Lawrence, Lawrence, Stevenson LLP partner Edwin Upenieks, who represented Geddes, declined to comment.
Mirilyn Sharp, a partner at Blaney McMurtry LLP, says the Blake v. Blake case caught her eye after she had a similar experience arguing a case in British Columbia —where an opposing counsel did not bring forward a case that they themselves had argued that would have helped her client. Sharp ended up bringing up the cases herself, but the judge didn’t call out the other lawyer.
Sharp says her discussions with other lawyers indicate the situation in Blake v. Blake has caused a stir about whether the judge’s finding seemed harsh.
“I think some people were incensed that the client had to pay the additional cost instead of the lawyer, given that the judge was critical of the lawyer,” she says. “And I think that people are concerned this lawyer was not given any notice of his behaviour and the judge has made a finding that he deliberately misled the court. That’s pretty significant.”
In March the judge said it was “both unfortunate and troubling” that counsel did not refer to Wall v. Shaw, according to the summary judgment motion decision underlying the July costs decision. Sharp says it would be interesting to know whether either lawyer addressed that in their costs submissions.

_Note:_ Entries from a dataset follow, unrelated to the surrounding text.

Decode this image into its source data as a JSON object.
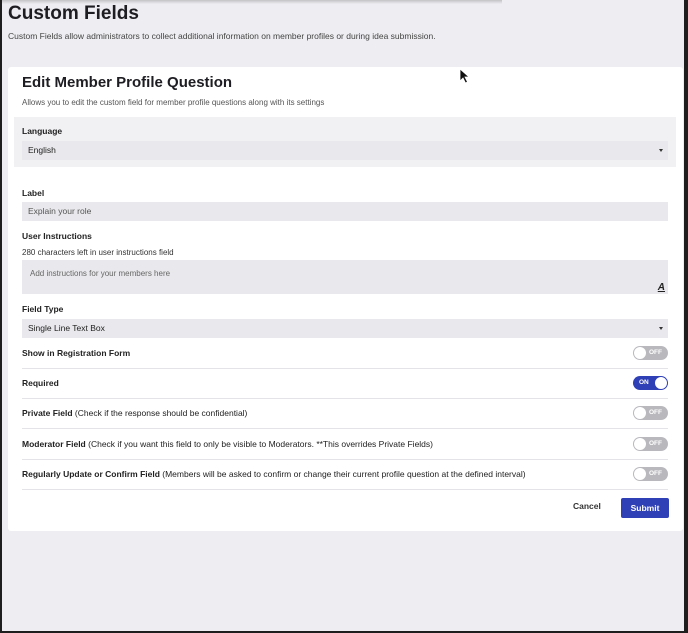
{
  "page": {
    "title": "Custom Fields",
    "description": "Custom Fields allow administrators to collect additional information on member profiles or during idea submission."
  },
  "card": {
    "title": "Edit Member Profile Question",
    "subtitle": "Allows you to edit the custom field for member profile questions along with its settings"
  },
  "language": {
    "label": "Language",
    "value": "English"
  },
  "label_field": {
    "label": "Label",
    "value": "Explain your role"
  },
  "instructions": {
    "label": "User Instructions",
    "helper": "280 characters left in user instructions field",
    "placeholder": "Add instructions for your members here",
    "format_icon": "A"
  },
  "field_type": {
    "label": "Field Type",
    "value": "Single Line Text Box"
  },
  "toggles": [
    {
      "label": "Show in Registration Form",
      "note": "",
      "state": "OFF",
      "on": false
    },
    {
      "label": "Required",
      "note": "",
      "state": "ON",
      "on": true
    },
    {
      "label": "Private Field",
      "note": " (Check if the response should be confidential)",
      "state": "OFF",
      "on": false
    },
    {
      "label": "Moderator Field",
      "note": " (Check if you want this field to only be visible to Moderators. **This overrides Private Fields)",
      "state": "OFF",
      "on": false
    },
    {
      "label": "Regularly Update or Confirm Field",
      "note": " (Members will be asked to confirm or change their current profile question at the defined interval)",
      "state": "OFF",
      "on": false
    }
  ],
  "actions": {
    "cancel": "Cancel",
    "submit": "Submit"
  },
  "colors": {
    "accent": "#2f3fb5",
    "toggle_off": "#b9b8bd",
    "background": "#eeedf1"
  }
}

“When a case is on reserve, but you come across a decision that’s relevant to what the judge is going to be deciding, it’s my understanding — and I’ve certainly always operated this way — that the judge wants to know about it. The judge doesn’t want to release a decision that misses an important case. And that’s exactly what happened here, except the judge found it,” says Sharp. “It’s incumbent on lawyers, if they come across a decision while their own decision is under reserve, to bring it to the attention of the other side. And then say, ‘I think we should send it the judge,’ …. Assuming they were aware of it.”